To find the factors, we iterate through potential values of $x$. Since $x^2 - n = y^2 \ge 0$, it follows that $x \ge \sqrt{n}$. The algroithm initializes $x$ at $\lceil\sqrt{n}\rceil$ and increments it until $x^2 - n$ becomes a perfect square.

import math

def fermat_factor_basic(n):
    x = math.isqrt(n)
    if x * x < n:
        x += 1
    
    while True:
        y_squared = x * x - n
        y = math.isqrt(y_squared)
        if y * y == y_squared:
            return [x + y, x - y]
        x += 1

Optimization Using Quadratic Residues

Calculating the integer square root for every iteration is computationally expensive. We can optimize the process by observing the properties of the last two decimal digits of a perfect square. A perfect square can only end in specific pairs of digits: 00, e1, e4, 25, o6, e9 (where 'e' denotes an even tens digit and 'o' denotes a odd tens digit). By checking these trailing digits, we can quickly discard non-square candidates before performing the full square root calculation.

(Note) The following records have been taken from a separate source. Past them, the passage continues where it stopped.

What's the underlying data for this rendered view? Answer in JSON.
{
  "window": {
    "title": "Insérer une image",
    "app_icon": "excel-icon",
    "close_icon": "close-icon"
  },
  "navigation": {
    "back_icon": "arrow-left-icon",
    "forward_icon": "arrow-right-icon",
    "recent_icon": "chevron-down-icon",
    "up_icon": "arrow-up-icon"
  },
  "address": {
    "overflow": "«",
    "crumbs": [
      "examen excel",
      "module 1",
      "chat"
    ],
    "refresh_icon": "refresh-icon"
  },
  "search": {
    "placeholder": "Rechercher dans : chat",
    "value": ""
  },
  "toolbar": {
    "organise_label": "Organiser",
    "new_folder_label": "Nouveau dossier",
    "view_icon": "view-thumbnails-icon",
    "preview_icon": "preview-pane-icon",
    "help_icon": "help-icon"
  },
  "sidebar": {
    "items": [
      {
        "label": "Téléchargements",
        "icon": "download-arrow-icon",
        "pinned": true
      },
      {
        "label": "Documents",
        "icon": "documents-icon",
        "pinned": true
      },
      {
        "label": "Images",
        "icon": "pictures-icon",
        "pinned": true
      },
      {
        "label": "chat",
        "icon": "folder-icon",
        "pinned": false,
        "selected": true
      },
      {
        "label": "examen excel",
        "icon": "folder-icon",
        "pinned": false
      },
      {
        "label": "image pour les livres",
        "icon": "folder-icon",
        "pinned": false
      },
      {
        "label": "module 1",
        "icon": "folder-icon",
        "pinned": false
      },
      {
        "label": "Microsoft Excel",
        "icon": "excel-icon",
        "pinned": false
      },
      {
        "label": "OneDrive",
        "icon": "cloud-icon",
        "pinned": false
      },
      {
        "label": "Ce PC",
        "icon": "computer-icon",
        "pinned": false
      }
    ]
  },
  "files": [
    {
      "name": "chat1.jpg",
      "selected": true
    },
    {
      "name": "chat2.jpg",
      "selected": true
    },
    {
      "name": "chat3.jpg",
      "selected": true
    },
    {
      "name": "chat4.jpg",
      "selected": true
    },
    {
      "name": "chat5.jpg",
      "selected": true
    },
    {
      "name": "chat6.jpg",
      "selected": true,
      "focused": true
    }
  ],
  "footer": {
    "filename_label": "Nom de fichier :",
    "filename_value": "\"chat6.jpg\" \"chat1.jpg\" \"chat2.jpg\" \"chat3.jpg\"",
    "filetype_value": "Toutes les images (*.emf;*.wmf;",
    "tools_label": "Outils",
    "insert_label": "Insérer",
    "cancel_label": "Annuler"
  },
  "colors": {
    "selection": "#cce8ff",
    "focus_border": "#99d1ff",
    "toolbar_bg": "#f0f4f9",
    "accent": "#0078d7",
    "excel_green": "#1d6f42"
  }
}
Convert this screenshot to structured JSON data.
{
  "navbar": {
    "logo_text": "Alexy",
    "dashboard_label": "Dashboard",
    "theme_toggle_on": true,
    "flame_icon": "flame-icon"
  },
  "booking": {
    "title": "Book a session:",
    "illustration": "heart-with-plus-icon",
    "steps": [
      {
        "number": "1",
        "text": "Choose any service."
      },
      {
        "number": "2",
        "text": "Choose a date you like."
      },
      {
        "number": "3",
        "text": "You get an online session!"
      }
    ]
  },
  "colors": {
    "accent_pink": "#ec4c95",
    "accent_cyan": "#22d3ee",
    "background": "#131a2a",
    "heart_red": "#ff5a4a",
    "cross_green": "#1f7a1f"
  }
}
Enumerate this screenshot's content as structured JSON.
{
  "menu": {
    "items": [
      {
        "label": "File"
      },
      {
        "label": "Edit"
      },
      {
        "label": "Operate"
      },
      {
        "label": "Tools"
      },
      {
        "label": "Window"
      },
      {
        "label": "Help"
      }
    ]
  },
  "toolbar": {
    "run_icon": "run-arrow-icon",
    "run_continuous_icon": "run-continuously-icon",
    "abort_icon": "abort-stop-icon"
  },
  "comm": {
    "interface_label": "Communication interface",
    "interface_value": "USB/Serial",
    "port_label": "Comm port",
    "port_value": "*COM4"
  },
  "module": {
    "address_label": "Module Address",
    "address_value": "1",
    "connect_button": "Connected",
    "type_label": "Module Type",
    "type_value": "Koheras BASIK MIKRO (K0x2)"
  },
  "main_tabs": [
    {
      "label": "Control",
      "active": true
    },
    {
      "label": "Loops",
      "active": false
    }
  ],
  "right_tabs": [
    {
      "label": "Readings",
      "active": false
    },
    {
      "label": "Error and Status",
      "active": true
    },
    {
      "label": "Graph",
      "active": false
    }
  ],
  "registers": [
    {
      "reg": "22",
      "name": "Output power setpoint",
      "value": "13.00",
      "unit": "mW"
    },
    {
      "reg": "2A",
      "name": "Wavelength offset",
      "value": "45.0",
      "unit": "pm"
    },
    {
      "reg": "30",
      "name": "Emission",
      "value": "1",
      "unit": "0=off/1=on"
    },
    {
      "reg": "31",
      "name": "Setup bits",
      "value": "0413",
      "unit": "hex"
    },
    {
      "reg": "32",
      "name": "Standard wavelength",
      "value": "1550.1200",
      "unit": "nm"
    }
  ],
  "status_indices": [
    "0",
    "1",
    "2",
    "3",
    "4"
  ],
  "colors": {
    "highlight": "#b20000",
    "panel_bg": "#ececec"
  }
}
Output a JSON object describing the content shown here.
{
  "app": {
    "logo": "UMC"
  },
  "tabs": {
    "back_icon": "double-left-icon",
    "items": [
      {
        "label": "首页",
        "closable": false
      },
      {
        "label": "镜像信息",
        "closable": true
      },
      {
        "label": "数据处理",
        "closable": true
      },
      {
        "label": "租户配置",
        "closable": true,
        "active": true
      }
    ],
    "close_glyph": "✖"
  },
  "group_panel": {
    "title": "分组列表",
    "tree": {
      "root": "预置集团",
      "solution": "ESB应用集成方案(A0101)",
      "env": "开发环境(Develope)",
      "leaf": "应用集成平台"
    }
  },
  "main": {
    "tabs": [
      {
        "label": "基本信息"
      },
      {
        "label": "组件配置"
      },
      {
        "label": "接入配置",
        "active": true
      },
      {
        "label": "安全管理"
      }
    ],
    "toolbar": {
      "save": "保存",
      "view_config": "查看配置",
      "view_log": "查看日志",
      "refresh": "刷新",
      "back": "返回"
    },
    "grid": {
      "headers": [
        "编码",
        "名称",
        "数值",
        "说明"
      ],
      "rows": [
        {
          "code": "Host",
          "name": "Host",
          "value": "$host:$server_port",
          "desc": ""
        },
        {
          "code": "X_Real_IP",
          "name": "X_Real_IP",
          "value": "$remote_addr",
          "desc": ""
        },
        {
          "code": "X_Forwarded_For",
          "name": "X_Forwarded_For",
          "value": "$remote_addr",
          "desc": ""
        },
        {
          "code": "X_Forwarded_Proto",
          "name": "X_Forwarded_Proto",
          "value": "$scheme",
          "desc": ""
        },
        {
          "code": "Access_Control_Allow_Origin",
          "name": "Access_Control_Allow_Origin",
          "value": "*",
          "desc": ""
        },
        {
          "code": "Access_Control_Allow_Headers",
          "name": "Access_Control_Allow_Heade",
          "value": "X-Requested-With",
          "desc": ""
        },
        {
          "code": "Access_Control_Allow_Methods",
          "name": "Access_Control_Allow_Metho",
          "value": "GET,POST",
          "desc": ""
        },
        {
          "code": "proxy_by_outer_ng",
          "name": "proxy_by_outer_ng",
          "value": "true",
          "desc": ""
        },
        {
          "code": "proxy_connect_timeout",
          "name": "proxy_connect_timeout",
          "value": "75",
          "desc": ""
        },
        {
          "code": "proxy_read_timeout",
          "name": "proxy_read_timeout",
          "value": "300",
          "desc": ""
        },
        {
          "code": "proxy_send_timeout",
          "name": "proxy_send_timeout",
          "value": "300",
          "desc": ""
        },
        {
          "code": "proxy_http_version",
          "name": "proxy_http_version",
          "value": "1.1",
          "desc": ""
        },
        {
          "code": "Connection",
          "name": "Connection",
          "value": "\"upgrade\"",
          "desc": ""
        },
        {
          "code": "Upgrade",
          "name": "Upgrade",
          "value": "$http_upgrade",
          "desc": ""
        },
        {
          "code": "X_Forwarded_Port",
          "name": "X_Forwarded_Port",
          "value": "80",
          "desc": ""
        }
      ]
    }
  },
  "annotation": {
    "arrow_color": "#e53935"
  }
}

def has_square_tail(number):
    # Mapping of unit digits to required tens digit parity or value
    # 0 -> tens 0 (00)
    # 1 -> tens even (e1)
    # 4 -> tens even (e4)
    # 5 -> tens 2 (25)
    # 6 -> tens odd (o6)
    # 9 -> tens even (e9)
    
    unit = number % 10
    tens = (number % 100) // 10
    
    if unit == 0:
        return tens == 0
    if unit == 5:
        return tens == 2
    if unit in {1, 4, 9}:
        return tens % 2 == 0 # Even tens
    if unit == 6:
        return tens % 2 == 1 # Odd tens
    return False

def fermat_factor_optimized(n):
    x = math.isqrt(n)
    if x * x < n:
        x += 1
    
    while True:
        y_squared = x * x - n
        if has_square_tail(y_squared):
            y = math.isqrt(y_squared)
            if y * y == y_squared:
                return [x + y, x - y]
        x += 1

This filter significantly reduces the number of square root operations, improving execution speed.

Worst-Case Iteration Analysis

The number of iterations depends on the value of $x$. If we assume $a \ge b$, then $a^2 \ge n$. Let $f(a) = a + n/a$. We observe that $f(a)$ is monotonically increasing for $a > \sqrt{n}$. The maximum value of $x$ occurs when $a$ reaches its maximum possible value, wich is $n$ (corresponding to the trivial factorization $n \times 1$).

$$x_{max} = \frac{n + n/n}{2} = \frac{n+1}{2}$$

Therefore, the maximum number of iterations is bounded by: $$x_{max} - \sqrt{n} \approx \frac{n}{2} - \sqrt{n}$$

Application in Primality Testing

The worst-case scenario occurs when the algorithm runs the maximum number of iterations, finding the factors $n$ and $1$ (where $x = (n+1)/2$ and $y = (n-1)/2$). This behavior implies that no other factors exist for $n$.

Conversely, if $n$ is composite, say $n = ab$ with $a < n$, the monotonicity of $f(a)$ guarantees that $x(a) < x(n) = (n+1)/2$. Thus, the algorithm will find a factor before reaching the worst-case bound. This property allows the Fermat factorization algorithm to serve as a primality test: if the only factors found are $n$ and $1$, the number is prime.

if __name__ == "__main__":
    try:
        user_input = int(input("Enter an odd integer: "))
        if user_input % 2 != 0:
            factors = fermat_factor_optimized(user_input)
            print(f"{user_input} = {factors[0]} * {factors[1]}")
            if factors[1] == 1:
                print(f"Result: {user_input} is a prime number.")
    except ValueError:
        print("Invalid input.")